Daily Market Wire 7 August 2018

Lachstock Consulting, August 7, 2018

Higher for grains, mixed for oilseeds.

  • CBOT wheat was up 18.25c to 574.5c,
  • Kansas wheat up 18.75c to 586c,
  • Corn up 1.25c to 371c,
  • Soybeans down -9c to 877.25c,,
  • Winnipeg canola was closed due to a civic holiday, and
  • Matif canola up 3€ to 382.75€.
  • The Dow Jones up 39.59 to 25502.18,
  • Crude Oil up 0.32c to $US68.81 per barrel,
  • AUD down to 0.738c,
  • CAD up to 1.30c, (AUDCAD 0.96) and the
  • EUR down to 1.155c (AUDEUR 0.639).


Wheat was sharply higher supported by scorching temperatures in Europe and parts of the Black Sea. Implied volatility in Sep Soft Red Winter (SRW) wheat finished at 36.71pc. Matif wheat futures were up €3.75/t to €214.75/t making a new contract high, while Russian free on board (fob) prices rallied US$3-5/t. The Ukrainian government has proposed an 8 million tonnes (Mt) export agreement with shippers, down 20pc on last year. Demand is still kicking around with Jordan in for 120,000t Oct/Nov shipment on the 9th of August, which should reset flat price higher again. The market is focused on this Friday’s WASDE report and how the USDA will manage to reshuffle demand flows given the sharp decline in Europe’s exportable surplus. Wheat still has structure holding it back given that funds are long, but the market tested lower prices in last night’s session and defied expectations. Until global conditions turnaround it’s difficult to see significant sell side pressure.

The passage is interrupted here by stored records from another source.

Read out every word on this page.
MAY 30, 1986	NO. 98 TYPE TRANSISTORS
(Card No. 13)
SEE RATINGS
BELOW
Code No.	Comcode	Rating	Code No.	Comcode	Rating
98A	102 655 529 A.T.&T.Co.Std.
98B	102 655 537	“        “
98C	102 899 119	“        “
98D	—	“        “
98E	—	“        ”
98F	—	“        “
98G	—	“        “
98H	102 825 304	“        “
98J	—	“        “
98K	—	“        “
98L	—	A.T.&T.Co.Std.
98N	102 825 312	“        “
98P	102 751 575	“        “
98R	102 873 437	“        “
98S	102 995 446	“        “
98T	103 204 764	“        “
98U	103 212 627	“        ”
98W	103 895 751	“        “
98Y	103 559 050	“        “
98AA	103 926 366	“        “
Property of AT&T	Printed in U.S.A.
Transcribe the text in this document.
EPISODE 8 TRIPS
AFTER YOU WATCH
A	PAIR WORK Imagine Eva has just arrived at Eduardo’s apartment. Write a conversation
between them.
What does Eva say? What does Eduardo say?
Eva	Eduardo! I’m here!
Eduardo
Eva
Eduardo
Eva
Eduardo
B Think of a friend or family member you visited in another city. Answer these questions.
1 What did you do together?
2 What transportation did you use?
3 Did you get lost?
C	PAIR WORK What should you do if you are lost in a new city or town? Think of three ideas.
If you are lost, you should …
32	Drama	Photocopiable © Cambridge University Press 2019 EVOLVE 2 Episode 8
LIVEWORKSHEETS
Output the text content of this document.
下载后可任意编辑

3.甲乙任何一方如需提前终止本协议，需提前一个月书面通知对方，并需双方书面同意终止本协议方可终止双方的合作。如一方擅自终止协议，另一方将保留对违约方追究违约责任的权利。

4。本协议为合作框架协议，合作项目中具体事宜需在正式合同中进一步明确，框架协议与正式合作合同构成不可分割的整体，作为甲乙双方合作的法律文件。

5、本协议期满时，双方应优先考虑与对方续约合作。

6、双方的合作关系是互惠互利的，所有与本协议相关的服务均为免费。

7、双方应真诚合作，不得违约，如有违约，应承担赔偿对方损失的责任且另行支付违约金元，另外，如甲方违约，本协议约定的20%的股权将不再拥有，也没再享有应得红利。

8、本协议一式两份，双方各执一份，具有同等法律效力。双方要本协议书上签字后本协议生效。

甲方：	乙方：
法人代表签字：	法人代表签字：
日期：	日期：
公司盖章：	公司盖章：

Corn fractions higher in low and disappointing trade considering the price action in wheat and solid weekly export inspections. It was held back by weakness in oilseeds and a weather forecast that suggests a near perfect finish for the US crop. Corn has the makings of a bullish global SnD, especially now that European feed grains are in rapid decline, but this cannot be realised until US production is known and some of the forecast demand starts presenting in style. Crop conditions after the close had ratings down 1pc at 71pc good to excellent.


Beans were softer in low volume trade with participation declining due to political uncertainty. China continues to explore supplementary feeding for their hogs, reducing their demand for US soy meal and not encouraging anything supportive price wise. Weekly US export inspections had beans up 16pc on last week and 30pc on last year at 893,000t. Soymeal was down $2.30/t and soy oil was down 6 points. Crop conditions after the close revealed a 3pc weekly decline in ratings with beans coming in at 67pc good to excellent.


Canola was higher in Europe as scorching temperatures continue to force production declines. Winnipeg futures were closed due to a civic holiday in Canada and it will be interesting to see whether they follow US oilseed complex weakness or whether the European story encourages a bid.


Aussie markets were higher yesterday despite good rainfall in WA and some minor falls in SA and VIC. ASX wheat finished up A$3/t at $395/t and should push to $400/t today given the overnight movements. The 8-day forecast is showing nothing of significance for the east coast, with some minor falls in South West WA. It’s hard not to sound like a broken record at the moment, but the east coast cannot soften until we get some confidence in production here. WA import parity can cap prices, but it has its own story with export demand increases from Asia and the Middle East as Black Sea flat price rallies.